The graduate diploma offers professional farriers in the U.S. the opportunity to learn how to produce original research, increase the evidence base behind farriery and enhance equine welfare, according to the RVC.

After successfully launching the graduate diploma program in 2016 in the United Kingdom, Dr. Renate Weller — who is leading the program with Dr. Thilo Pfau — explored expanding it to the U.S. Following her lecture on tendon ruptures and bone fractures at the 2016 International Hoof-Care Summit in Cincinnati, Ohio, Weller asked the hundreds of farriers in the room whether they would be interested in entering a university program of advanced footcare. Armed with a photograph of the dozens of hands raised, Weller returned to England to show the RVC administrators that farriers are interested in contributing to research.

“I am super excited by this course,” Weller says. “As an equine clinician I cannot emphasise the importance of farriery in the prevention and treatment of lameness in horses enough. And as a researcher, I am excited to be able to work with people who have the practical experience and knowledge to generate scientific evidence for farriery strategies.”

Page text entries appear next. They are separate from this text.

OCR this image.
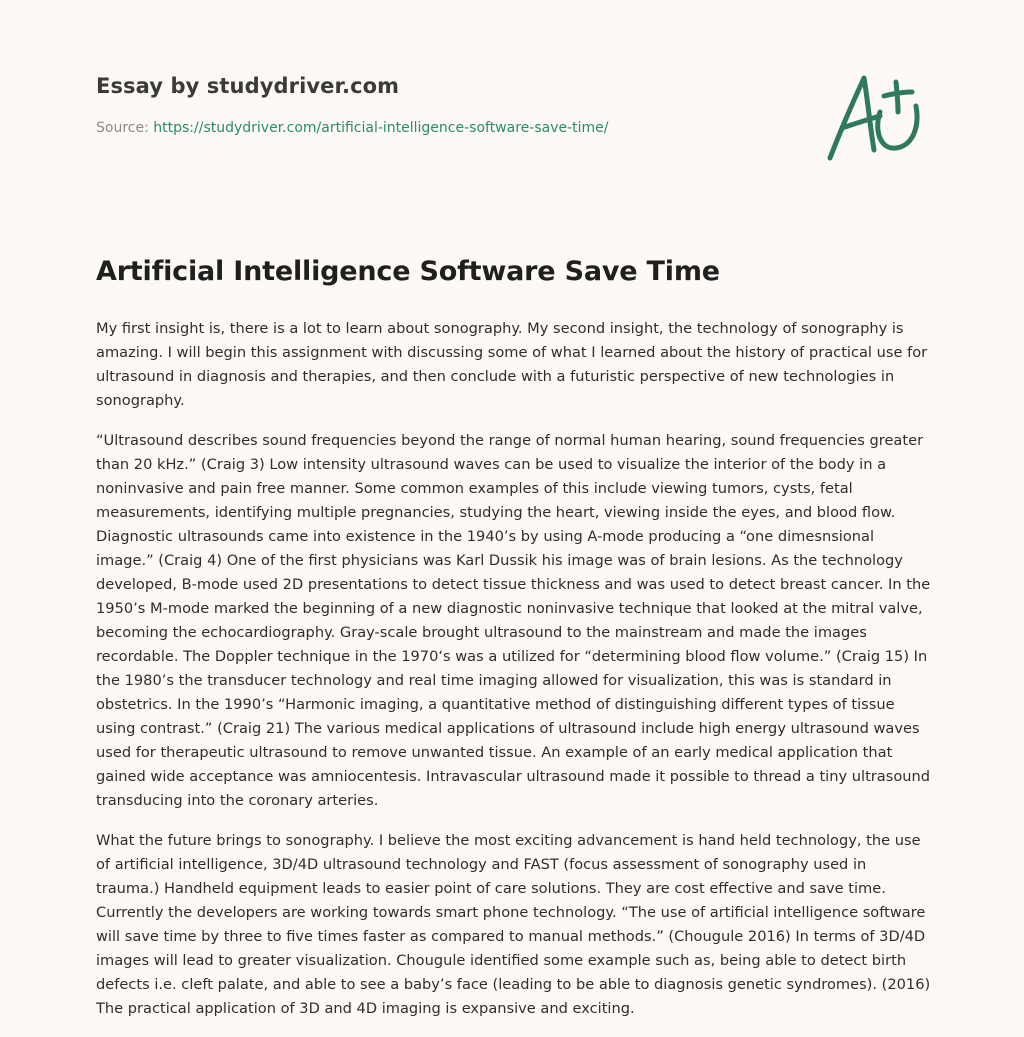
Essay by studydriver.com
Source: https://studydriver.com/artificial-intelligence-software-save-time/
Artificial Intelligence Software Save Time

My first insight is, there is a lot to learn about sonography. My second insight, the technology of sonography is amazing. I will begin this assignment with discussing some of what I learned about the history of practical use for ultrasound in diagnosis and therapies, and then conclude with a futuristic perspective of new technologies in sonography.

“Ultrasound describes sound frequencies beyond the range of normal human hearing, sound frequencies greater than 20 kHz.” (Craig 3) Low intensity ultrasound waves can be used to visualize the interior of the body in a noninvasive and pain free manner. Some common examples of this include viewing tumors, cysts, fetal measurements, identifying multiple pregnancies, studying the heart, viewing inside the eyes, and blood flow. Diagnostic ultrasounds came into existence in the 1940’s by using A-mode producing a “one dimesnsional image.” (Craig 4) One of the first physicians was Karl Dussik his image was of brain lesions. As the technology developed, B-mode used 2D presentations to detect tissue thickness and was used to detect breast cancer. In the 1950’s M-mode marked the beginning of a new diagnostic noninvasive technique that looked at the mitral valve, becoming the echocardiography. Gray-scale brought ultrasound to the mainstream and made the images recordable. The Doppler technique in the 1970‘s was a utilized for “determining blood flow volume.” (Craig 15) In the 1980’s the transducer technology and real time imaging allowed for visualization, this was is standard in obstetrics. In the 1990’s “Harmonic imaging, a quantitative method of distinguishing different types of tissue using contrast.” (Craig 21) The various medical applications of ultrasound include high energy ultrasound waves used for therapeutic ultrasound to remove unwanted tissue. An example of an early medical application that gained wide acceptance was amniocentesis. Intravascular ultrasound made it possible to thread a tiny ultrasound transducing into the coronary arteries.

What the future brings to sonography. I believe the most exciting advancement is hand held technology, the use of artificial intelligence, 3D/4D ultrasound technology and FAST (focus assessment of sonography used in trauma.) Handheld equipment leads to easier point of care solutions. They are cost effective and save time. Currently the developers are working towards smart phone technology. “The use of artificial intelligence software will save time by three to five times faster as compared to manual methods.” (Chougule 2016) In terms of 3D/4D images will lead to greater visualization. Chougule identified some example such as, being able to detect birth defects i.e. cleft palate, and able to see a baby’s face (leading to be able to diagnosis genetic syndromes). (2016) The practical application of 3D and 4D imaging is expansive and exciting.
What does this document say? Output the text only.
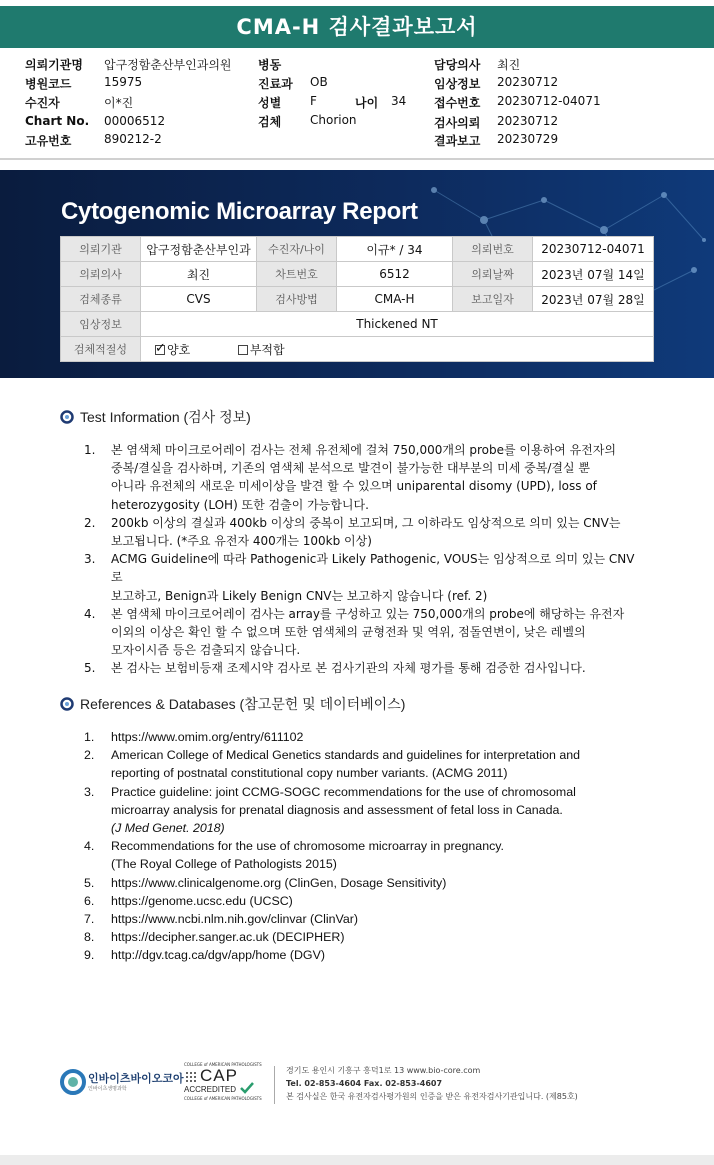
CMA-H 검사결과보고서
의뢰기관명 압구정함춘산부인과의원
병원코드	15975
수진자	이*진
Chart No. 00006512
고유번호	890212-2
병동
진료과 OB
성별 F	나이 34
검체 Chorion
담당의사 최진
임상정보 20230712
접수번호 20230712-04071
검사의뢰 20230712
결과보고 20230729
Cytogenomic Microarray Report
의뢰기관	압구정함춘산부인과	수진자/나이	이규* / 34	의뢰번호	20230712-04071
의뢰의사	최진	차트번호	6512	의뢰날짜	2023년 07월 14일
검체종류	CVS	검사방법	CMA-H	보고일자	2023년 07월 28일
임상정보	Thickened NT				
검체적절성	✓양호 부적합
Test Information (검사 정보)
1. 본 염색체 마이크로어레이 검사는 전체 유전체에 걸쳐 750,000개의 probe를 이용하여 유전자의
중복/결실을 검사하며, 기존의 염색체 분석으로 발견이 불가능한 대부분의 미세 중복/결실 뿐
아니라 유전체의 새로운 미세이상을 발견 할 수 있으며 uniparental disomy (UPD), loss of
heterozygosity (LOH) 또한 검출이 가능합니다.
2. 200kb 이상의 결실과 400kb 이상의 중복이 보고되며, 그 이하라도 임상적으로 의미 있는 CNV는
보고됩니다. (*주요 유전자 400개는 100kb 이상)
3. ACMG Guideline에 따라 Pathogenic과 Likely Pathogenic, VOUS는 임상적으로 의미 있는 CNV로
보고하고, Benign과 Likely Benign CNV는 보고하지 않습니다 (ref. 2)
4. 본 염색체 마이크로어레이 검사는 array를 구성하고 있는 750,000개의 probe에 해당하는 유전자
이외의 이상은 확인 할 수 없으며 또한 염색체의 균형전좌 및 역위, 점돌연변이, 낮은 레벨의
모자이시즘 등은 검출되지 않습니다.
5. 본 검사는 보험비등재 조제시약 검사로 본 검사기관의 자체 평가를 통해 검증한 검사입니다.
References & Databases (참고문헌 및 데이터베이스)
1. https://www.omim.org/entry/611102
2. American College of Medical Genetics standards and guidelines for interpretation and
reporting of postnatal constitutional copy number variants. (ACMG 2011)
3. Practice guideline: joint CCMG-SOGC recommendations for the use of chromosomal
microarray analysis for prenatal diagnosis and assessment of fetal loss in Canada.
(J Med Genet. 2018)
4. Recommendations for the use of chromosome microarray in pregnancy.
(The Royal College of Pathologists 2015)
5. https://www.clinicalgenome.org (ClinGen, Dosage Sensitivity)
6. https://genome.ucsc.edu (UCSC)
7. https://www.ncbi.nlm.nih.gov/clinvar (ClinVar)
8. https://decipher.sanger.ac.uk (DECIPHER)
9. http://dgv.tcag.ca/dgv/app/home (DGV)
인바이츠바이오코아
인바이츠생명과학
COLLEGE of AMERICAN PATHOLOGISTS
CAP
ACCREDITED
COLLEGE of AMERICAN PATHOLOGISTS
경기도 용인시 기흥구 흥덕1로 13 www.bio-core.com
Tel. 02-853-4604 Fax. 02-853-4607
본 검사실은 한국 유전자검사평가원의 인증을 받은 유전자검사기관입니다. (제85호)
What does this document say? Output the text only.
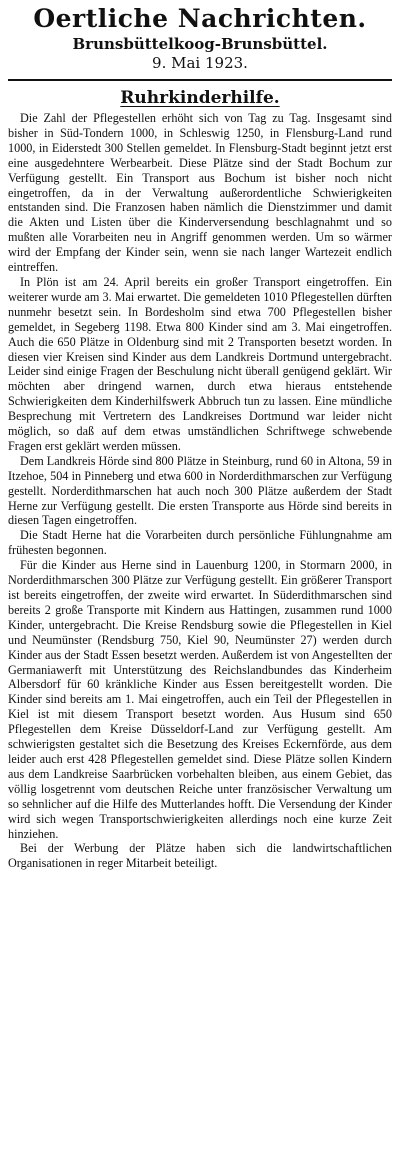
Oertliche Nachrichten.
Brunsbüttelkoog-Brunsbüttel.
9. Mai 1923.
Ruhrkinderhilfe.

Die Zahl der Pflegestellen erhöht sich von Tag zu Tag. Insgesamt sind bisher in Süd-Tondern 1000, in Schleswig 1250, in Flensburg-Land rund 1000, in Eiderstedt 300 Stellen gemeldet. In Flensburg-Stadt beginnt jetzt erst eine ausgedehntere Werbearbeit. Diese Plätze sind der Stadt Bochum zur Verfügung gestellt. Ein Transport aus Bochum ist bisher noch nicht eingetroffen, da in der Verwaltung außerordentliche Schwierigkeiten entstanden sind. Die Franzosen haben nämlich die Dienstzimmer und damit die Akten und Listen über die Kinderversendung beschlagnahmt und so mußten alle Vorarbeiten neu in Angriff genommen werden. Um so wärmer wird der Empfang der Kinder sein, wenn sie nach langer Wartezeit endlich eintreffen.

In Plön ist am 24. April bereits ein großer Transport eingetroffen. Ein weiterer wurde am 3. Mai erwartet. Die gemeldeten 1010 Pflegestellen dürften nunmehr besetzt sein. In Bordesholm sind etwa 700 Pflegestellen bisher gemeldet, in Segeberg 1198. Etwa 800 Kinder sind am 3. Mai eingetroffen. Auch die 650 Plätze in Oldenburg sind mit 2 Transporten besetzt worden. In diesen vier Kreisen sind Kinder aus dem Landkreis Dortmund untergebracht. Leider sind einige Fragen der Beschulung nicht überall genügend geklärt. Wir möchten aber dringend warnen, durch etwa hieraus entstehende Schwierigkeiten dem Kinderhilfswerk Abbruch tun zu lassen. Eine mündliche Besprechung mit Vertretern des Landkreises Dortmund war leider nicht möglich, so daß auf dem etwas umständlichen Schriftwege schwebende Fragen erst geklärt werden müssen.

Dem Landkreis Hörde sind 800 Plätze in Steinburg, rund 60 in Altona, 59 in Itzehoe, 504 in Pinneberg und etwa 600 in Norderdithmarschen zur Verfügung gestellt. Norderdithmarschen hat auch noch 300 Plätze außerdem der Stadt Herne zur Verfügung gestellt. Die ersten Transporte aus Hörde sind bereits in diesen Tagen eingetroffen.

Die Stadt Herne hat die Vorarbeiten durch persönliche Fühlungnahme am frühesten begonnen.

Für die Kinder aus Herne sind in Lauenburg 1200, in Stormarn 2000, in Norderdithmarschen 300 Plätze zur Verfügung gestellt. Ein größerer Transport ist bereits eingetroffen, der zweite wird erwartet. In Süderdithmarschen sind bereits 2 große Transporte mit Kindern aus Hattingen, zusammen rund 1000 Kinder, untergebracht. Die Kreise Rendsburg sowie die Pflegestellen in Kiel und Neumünster (Rendsburg 750, Kiel 90, Neumünster 27) werden durch Kinder aus der Stadt Essen besetzt werden. Außerdem ist von Angestellten der Germaniawerft mit Unterstützung des Reichslandbundes das Kinderheim Albersdorf für 60 kränkliche Kinder aus Essen bereitgestellt worden. Die Kinder sind bereits am 1. Mai eingetroffen, auch ein Teil der Pflegestellen in Kiel ist mit diesem Transport besetzt worden. Aus Husum sind 650 Pflegestellen dem Kreise Düsseldorf-Land zur Verfügung gestellt. Am schwierigsten gestaltet sich die Besetzung des Kreises Eckernförde, aus dem leider auch erst 428 Pflegestellen gemeldet sind. Diese Plätze sollen Kindern aus dem Landkreise Saarbrücken vorbehalten bleiben, aus einem Gebiet, das völlig losgetrennt vom deutschen Reiche unter französischer Verwaltung um so sehnlicher auf die Hilfe des Mutterlandes hofft. Die Versendung der Kinder wird sich wegen Transportschwierigkeiten allerdings noch eine kurze Zeit hinziehen.

Bei der Werbung der Plätze haben sich die landwirtschaftlichen Organisationen in reger Mitarbeit beteiligt.
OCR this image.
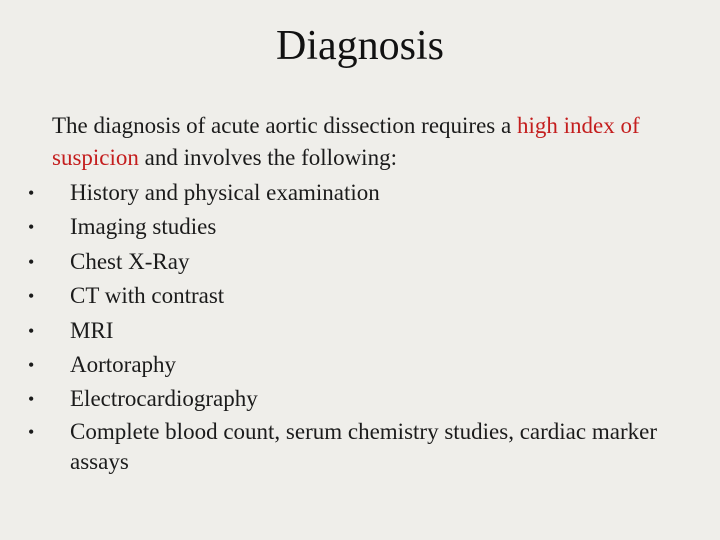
Diagnosis

The diagnosis of acute aortic dissection requires a high index of suspicion and involves the following:

• History and physical examination
• Imaging studies
• Chest X-Ray
• CT with contrast
• MRI
• Aortoraphy
• Electrocardiography
• Complete blood count, serum chemistry studies, cardiac marker assays
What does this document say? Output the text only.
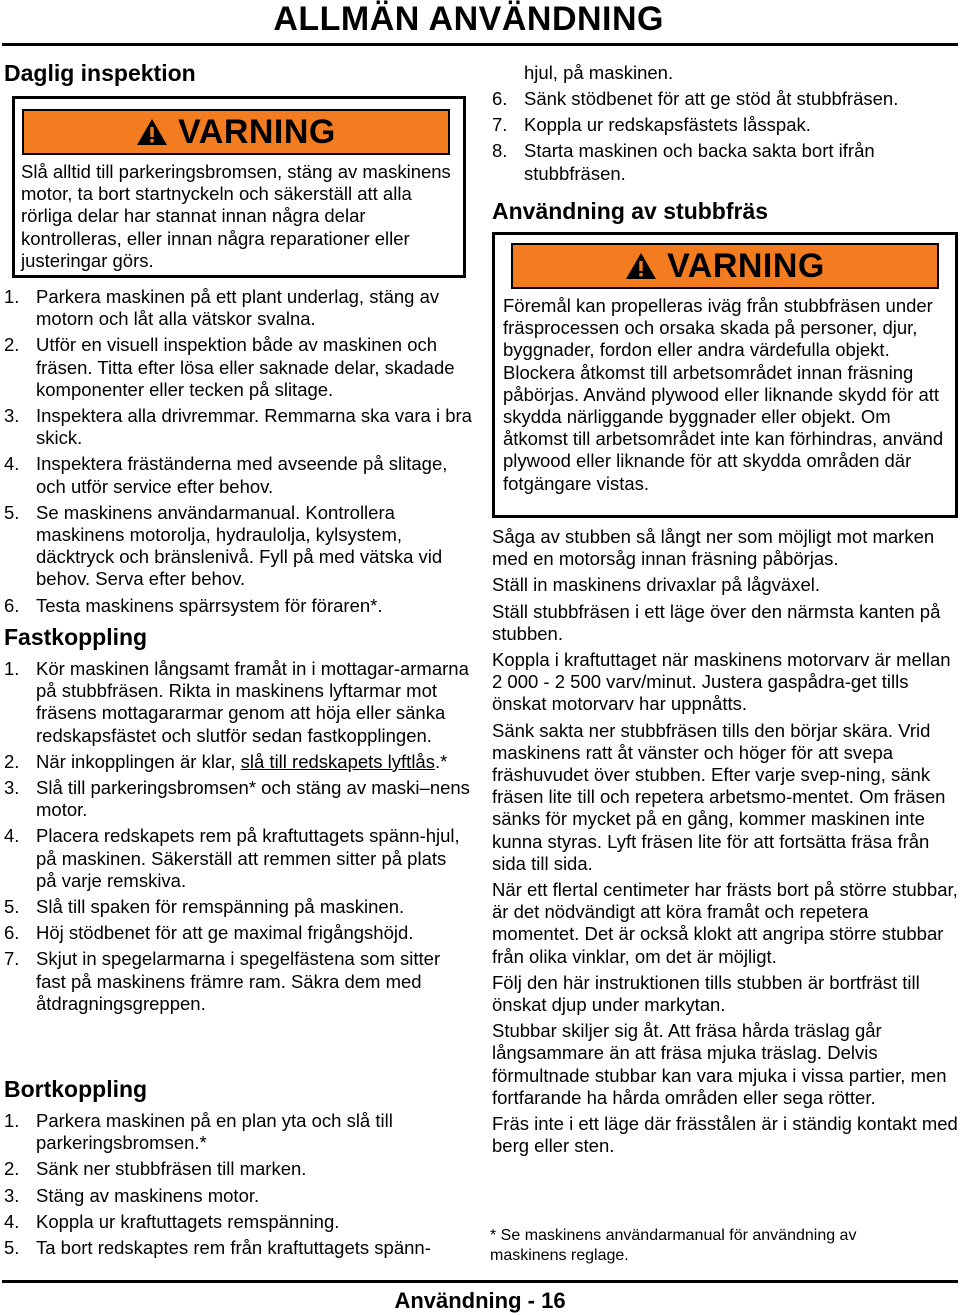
ALLMÄN ANVÄNDNING
Daglig inspektion
VARNING
Slå alltid till parkeringsbromsen, stäng av maskinens motor, ta bort startnyckeln och säkerställ att alla rörliga delar har stannat innan några delar kontrolleras, eller innan några reparationer eller justeringar görs.
1. Parkera maskinen på ett plant underlag, stäng av motorn och låt alla vätskor svalna.
2. Utför en visuell inspektion både av maskinen och fräsen. Titta efter lösa eller saknade delar, skadade komponenter eller tecken på slitage.
3. Inspektera alla drivremmar. Remmarna ska vara i bra skick.
4. Inspektera fräständerna med avseende på slitage, och utför service efter behov.
5. Se maskinens användarmanual. Kontrollera maskinens motorolja, hydraulolja, kylsystem, däcktryck och bränslenivå. Fyll på med vätska vid behov. Serva efter behov.
6. Testa maskinens spärrsystem för föraren*.
Fastkoppling
1. Kör maskinen långsamt framåt in i mottagar-armarna på stubbfräsen. Rikta in maskinens lyftarmar mot fräsens mottagararmar genom att höja eller sänka redskapsfästet och slutför sedan fastkopplingen.
2. När inkopplingen är klar, slå till redskapets lyftlås.*
3. Slå till parkeringsbromsen* och stäng av maski–nens motor.
4. Placera redskapets rem på kraftuttagets spänn-hjul, på maskinen. Säkerställ att remmen sitter på plats på varje remskiva.
5. Slå till spaken för remspänning på maskinen.
6. Höj stödbenet för att ge maximal frigångshöjd.
7. Skjut in spegelarmarna i spegelfästena som sitter fast på maskinens främre ram. Säkra dem med åtdragningsgreppen.
Bortkoppling
1. Parkera maskinen på en plan yta och slå till parkeringsbromsen.*
2. Sänk ner stubbfräsen till marken.
3. Stäng av maskinens motor.
4. Koppla ur kraftuttagets remspänning.
5. Ta bort redskaptes rem från kraftuttagets spänn-
hjul, på maskinen.
6. Sänk stödbenet för att ge stöd åt stubbfräsen.
7. Koppla ur redskapsfästets låsspak.
8. Starta maskinen och backa sakta bort ifrån stubbfräsen.
Användning av stubbfräs
VARNING
Föremål kan propelleras iväg från stubbfräsen under fräsprocessen och orsaka skada på personer, djur, byggnader, fordon eller andra värdefulla objekt. Blockera åtkomst till arbetsområdet innan fräsning påbörjas. Använd plywood eller liknande skydd för att skydda närliggande byggnader eller objekt. Om åtkomst till arbetsområdet inte kan förhindras, använd plywood eller liknande för att skydda områden där fotgängare vistas.

Såga av stubben så långt ner som möjligt mot marken med en motorsåg innan fräsning påbörjas.

Ställ in maskinens drivaxlar på lågväxel.

Ställ stubbfräsen i ett läge över den närmsta kanten på stubben.

Koppla i kraftuttaget när maskinens motorvarv är mellan 2 000 - 2 500 varv/minut. Justera gaspådra-get tills önskat motorvarv har uppnåtts.

Sänk sakta ner stubbfräsen tills den börjar skära. Vrid maskinens ratt åt vänster och höger för att svepa fräshuvudet över stubben. Efter varje svep-ning, sänk fräsen lite till och repetera arbetsmo-mentet. Om fräsen sänks för mycket på en gång, kommer maskinen inte kunna styras. Lyft fräsen lite för att fortsätta fräsa från sida till sida.

När ett flertal centimeter har frästs bort på större stubbar, är det nödvändigt att köra framåt och repetera momentet. Det är också klokt att angripa större stubbar från olika vinklar, om det är möjligt.

Följ den här instruktionen tills stubben är bortfräst till önskat djup under markytan.

Stubbar skiljer sig åt. Att fräsa hårda träslag går långsammare än att fräsa mjuka träslag. Delvis förmultnade stubbar kan vara mjuka i vissa partier, men fortfarande ha hårda områden eller sega rötter.

Fräs inte i ett läge där frässtålen är i ständig kontakt med berg eller sten.

* Se maskinens användarmanual för användning av maskinens reglage.
Användning - 16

The course, which can be completed in a minimum of 2 years and a maximum of 5 years, is divided into two sections — contemporary study skills and applied equine locomotion. The course will be delivered via webinars, podcasts and face-to-face learning seasons on weekends to accommodate the busy workload that farriers carry. The weekend sessions will be conducted at the University of Pennsylvania’s New Bolton Center.

“It is a historic moment for the RVC where after 225 years we are welcoming back farriers and I am very honored to be allowed to lead this endeavour,” Weller says. “The most common problem in equine practice is lameness and I am 100% sure we will see great research coming out of this that will help us to work in a team to improve the welfare of the horse.”

Admission will be open to all farriers who can demonstrate that they have farriery training, practical experience with advanced footcare and can provide evidence of reflective practice.